Only 24 days until live game action…
- 30: Desmond Jennings
- 29: Carlos Santana
- 28: Hanley Ramirez
- 27: Yonder Alonso
- 26: Pablo Sandoval
- 25: Kyle Seager
With 30 days to go, I started profiling a hitter per day highlighting one from each team. I selected my player of note from each team and then randomized them (which was pretty interesting consider who the final two were after the randomization) so that’s the order I’ll be following.
It will be a quicker countdown entry today which actually works out quite well because Bautista isn’t someone in dire need of a deep-dive analysis.
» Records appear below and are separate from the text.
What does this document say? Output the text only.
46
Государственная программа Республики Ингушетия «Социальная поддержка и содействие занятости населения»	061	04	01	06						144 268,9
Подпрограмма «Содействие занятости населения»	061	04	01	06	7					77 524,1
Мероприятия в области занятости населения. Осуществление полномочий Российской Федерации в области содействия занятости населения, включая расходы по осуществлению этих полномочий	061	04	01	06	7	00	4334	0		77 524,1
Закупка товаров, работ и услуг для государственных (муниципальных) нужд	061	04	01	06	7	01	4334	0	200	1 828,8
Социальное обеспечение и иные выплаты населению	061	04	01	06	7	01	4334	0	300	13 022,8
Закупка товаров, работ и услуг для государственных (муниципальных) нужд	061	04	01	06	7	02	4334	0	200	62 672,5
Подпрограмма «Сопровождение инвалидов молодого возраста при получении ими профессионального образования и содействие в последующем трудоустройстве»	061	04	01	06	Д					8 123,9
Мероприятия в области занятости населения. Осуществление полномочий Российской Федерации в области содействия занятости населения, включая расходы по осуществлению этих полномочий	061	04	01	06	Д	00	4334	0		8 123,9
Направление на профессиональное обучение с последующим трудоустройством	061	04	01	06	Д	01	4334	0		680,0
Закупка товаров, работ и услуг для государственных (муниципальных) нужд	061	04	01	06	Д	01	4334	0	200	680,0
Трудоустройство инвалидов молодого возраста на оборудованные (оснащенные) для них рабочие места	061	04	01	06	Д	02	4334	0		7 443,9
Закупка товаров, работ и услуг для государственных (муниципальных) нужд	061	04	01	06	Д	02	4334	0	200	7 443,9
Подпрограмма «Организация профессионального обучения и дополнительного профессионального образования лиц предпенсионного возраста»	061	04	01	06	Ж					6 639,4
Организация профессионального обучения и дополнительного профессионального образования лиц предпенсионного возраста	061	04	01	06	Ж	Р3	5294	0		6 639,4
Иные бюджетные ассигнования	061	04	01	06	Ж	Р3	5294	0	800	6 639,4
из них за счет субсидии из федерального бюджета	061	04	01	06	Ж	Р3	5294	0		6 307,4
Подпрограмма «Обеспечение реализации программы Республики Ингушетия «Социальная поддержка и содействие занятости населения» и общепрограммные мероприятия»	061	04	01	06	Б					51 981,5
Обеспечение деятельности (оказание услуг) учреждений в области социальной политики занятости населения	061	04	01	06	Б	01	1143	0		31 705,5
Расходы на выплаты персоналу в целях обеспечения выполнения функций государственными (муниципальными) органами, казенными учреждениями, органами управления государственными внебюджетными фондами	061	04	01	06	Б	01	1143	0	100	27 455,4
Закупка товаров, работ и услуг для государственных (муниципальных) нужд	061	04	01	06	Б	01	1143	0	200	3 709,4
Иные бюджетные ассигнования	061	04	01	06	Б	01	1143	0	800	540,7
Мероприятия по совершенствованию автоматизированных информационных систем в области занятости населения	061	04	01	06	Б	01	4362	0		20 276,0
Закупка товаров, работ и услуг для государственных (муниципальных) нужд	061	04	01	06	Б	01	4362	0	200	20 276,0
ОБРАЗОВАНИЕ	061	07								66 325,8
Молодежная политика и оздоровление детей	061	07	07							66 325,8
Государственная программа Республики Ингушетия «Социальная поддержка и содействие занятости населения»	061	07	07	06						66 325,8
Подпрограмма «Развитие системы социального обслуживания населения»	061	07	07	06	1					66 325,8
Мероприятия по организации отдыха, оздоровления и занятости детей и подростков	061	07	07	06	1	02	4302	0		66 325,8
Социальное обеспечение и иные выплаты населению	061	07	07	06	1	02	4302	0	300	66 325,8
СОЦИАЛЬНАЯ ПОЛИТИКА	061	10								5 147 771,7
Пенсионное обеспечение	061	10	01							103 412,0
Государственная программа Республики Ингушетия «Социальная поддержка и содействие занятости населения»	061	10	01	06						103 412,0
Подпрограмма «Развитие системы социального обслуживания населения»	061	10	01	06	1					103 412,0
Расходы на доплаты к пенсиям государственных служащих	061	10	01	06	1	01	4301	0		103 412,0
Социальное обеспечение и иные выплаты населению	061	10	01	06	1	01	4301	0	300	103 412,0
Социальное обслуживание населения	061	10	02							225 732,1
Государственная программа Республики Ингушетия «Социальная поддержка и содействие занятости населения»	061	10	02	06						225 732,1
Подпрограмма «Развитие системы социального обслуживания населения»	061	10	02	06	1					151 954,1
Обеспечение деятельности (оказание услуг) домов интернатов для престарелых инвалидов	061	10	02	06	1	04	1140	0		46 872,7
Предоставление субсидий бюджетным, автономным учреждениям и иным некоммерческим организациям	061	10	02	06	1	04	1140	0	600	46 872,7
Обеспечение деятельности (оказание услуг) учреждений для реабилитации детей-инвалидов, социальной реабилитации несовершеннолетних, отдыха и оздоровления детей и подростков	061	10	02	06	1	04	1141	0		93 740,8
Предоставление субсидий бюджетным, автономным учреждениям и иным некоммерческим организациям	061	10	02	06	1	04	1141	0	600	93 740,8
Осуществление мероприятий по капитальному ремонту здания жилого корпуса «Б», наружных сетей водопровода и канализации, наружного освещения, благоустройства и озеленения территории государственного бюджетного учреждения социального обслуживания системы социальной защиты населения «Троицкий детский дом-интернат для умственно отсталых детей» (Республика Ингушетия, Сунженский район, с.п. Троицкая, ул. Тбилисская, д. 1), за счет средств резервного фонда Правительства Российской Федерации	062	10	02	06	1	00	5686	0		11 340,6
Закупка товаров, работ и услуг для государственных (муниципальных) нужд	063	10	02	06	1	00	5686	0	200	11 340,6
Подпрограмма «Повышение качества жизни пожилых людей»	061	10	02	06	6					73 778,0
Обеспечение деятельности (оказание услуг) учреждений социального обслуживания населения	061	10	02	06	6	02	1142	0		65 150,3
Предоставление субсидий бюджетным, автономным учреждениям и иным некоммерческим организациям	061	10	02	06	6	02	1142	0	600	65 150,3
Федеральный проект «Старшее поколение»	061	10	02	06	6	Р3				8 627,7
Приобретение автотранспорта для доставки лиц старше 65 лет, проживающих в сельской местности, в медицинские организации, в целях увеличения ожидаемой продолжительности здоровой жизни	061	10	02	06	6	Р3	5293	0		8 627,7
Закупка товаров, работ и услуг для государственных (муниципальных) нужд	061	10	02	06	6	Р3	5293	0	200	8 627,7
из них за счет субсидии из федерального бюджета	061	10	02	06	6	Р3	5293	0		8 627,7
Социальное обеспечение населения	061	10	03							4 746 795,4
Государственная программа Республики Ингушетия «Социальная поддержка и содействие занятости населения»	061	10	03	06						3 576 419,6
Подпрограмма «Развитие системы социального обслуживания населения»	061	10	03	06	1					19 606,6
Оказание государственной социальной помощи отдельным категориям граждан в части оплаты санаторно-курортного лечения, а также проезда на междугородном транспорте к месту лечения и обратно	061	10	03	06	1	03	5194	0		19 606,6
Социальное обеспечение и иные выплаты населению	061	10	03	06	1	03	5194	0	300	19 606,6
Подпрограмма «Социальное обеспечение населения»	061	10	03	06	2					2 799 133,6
We know he is a power stud coming off of his two amazing full seasons of MLB-leading home run totals in 2010-2011 plus another 27 in 92 games during an injury-shortened 2012. The common analysis after 2010’s insane breakout was that his HR/FB was aberrational to his career levels so he was sure to come down. The problem with analysis isn’t projecting regression after an amazing season, it’s the certainty with which it’s done.
Granted this is easier to do in hindsight, but I’ve always had an issue with guaranteeing regression on a new level of performance. Again, it is a safe bet gravity being what it is and all, but speaking in absolutes has no real upside. He was “sure” to regress in 2011 and while he gave back 11 home runs, he added 42 points of batting average up to .302 and 68 points of on-base percentage up to .447 while actually improving his HR/FB rate from 21.7 to 22.5 percent. What changed to yield the performance is the first question you should ask before instantly declaring it will regress and moving on.
For example, his 2011 batting average stood out almost as much as his 2010 home run surge. After all, his flyball-heavy batted ball profile isn’t exactly conducive .300 batting averages. Of the 74 players to hit .300 or better since 2010, only Bautista did it with a flyball rate north of 45 percent. Only three others were at 44 percent. The average of the set was about 35 percent and 60 players were on the other side of 40 percent.
His .260 in 2010 was just above league average (.257) and his .241 last year wasn’t too far from league average (.255) so what happened in 2011? First off, he shifted the mix on his batted balls a bit taking from the flyballs and adding to both the line drive and groundballs. Secondly, he just smacked the ever-living-piss out of the ball year long, especially compared to league average.
His .309 BABIP compared to the league mark of .295, but given his batted ball profile compared to league average, it isn’t out of bounds to suggest he also had some good fortune. But when you barrel up the ball and smack rockets all over the place, you’re bound to create some of your good luck.
His dip back down to .241 last year wasn’t terribly surprising as he took a bit from 2011’s line drives and padded his flyball rate again back up to 49 percent. His batted ball profile as it stands over the last three years is far more conducive to .250 batting averages than .300 ones so prepare yourself for that and take anything else as an added bonus.
The worst part about last year’s left wrist injury that effectively ended his season in mid-July is that he had just ripped off nine and 14 home run months in May and June after a mere three in April. While he’d only had one in 12 July games, I was really eager to see what he had in store for us during the dog days of summer.
Over his three year explosion into superstardom, Bautista has posted a composite HR/FB of 21.6 percent, fourth in baseball behind Giancarlo Stanton (25.8), Mike Napoli (23.1), and Ryan Howard (22.3), but his 50.6 flyball percent and 15 percent infield flyball rate are the highest among anyone in the top 30 of HR/FB rate. What that tells me is that he’s selling out for power all day, every day. The 15 percent infield flies are likely a lot of “just missed” missed pitches that fall harmlessly into the shortstops glove on the back of the infield and contribute to his .256 BABIP during that time which is second-lowest among the top 10 in HR/FB (Andruw Jones .244) and third-lowest overall (Carlos Pena .251).
That is the long way of say that all the data suggests that 2011’s .302 really was an aberration and likely one of epic proportions. To repeat the feat, he will likely need to dramatically shift his hit profile or find the double rainbow for a second time. I have seen Bautista go as high as the late-first round. I’m not vehemently opposed to the idea as long as you realize you’re investing in a pure power source and not trying to rationalize the pick by saying, “well, he’s only a year removed from a .302 average so I have that upside, too.”
Sure, technically you do as one a skill is displayed it is owned (Shandlerism!), but you also have to understand the probability of said skill returning once gone and with Bautista, as his skills are currently constructed, chances are scant. There have been just 10 seasons of 40+ homers the last three years and he owns two including the best (54) and third-best (43) and he was on pace for a third which would’ve extended his 12 home run lead over Miguel Cabrera (124 to 112) for the most in the majors during that span. So if you are drafting him for that bankable power and understand his deficiency with batting average, then by all means proceed with your pick.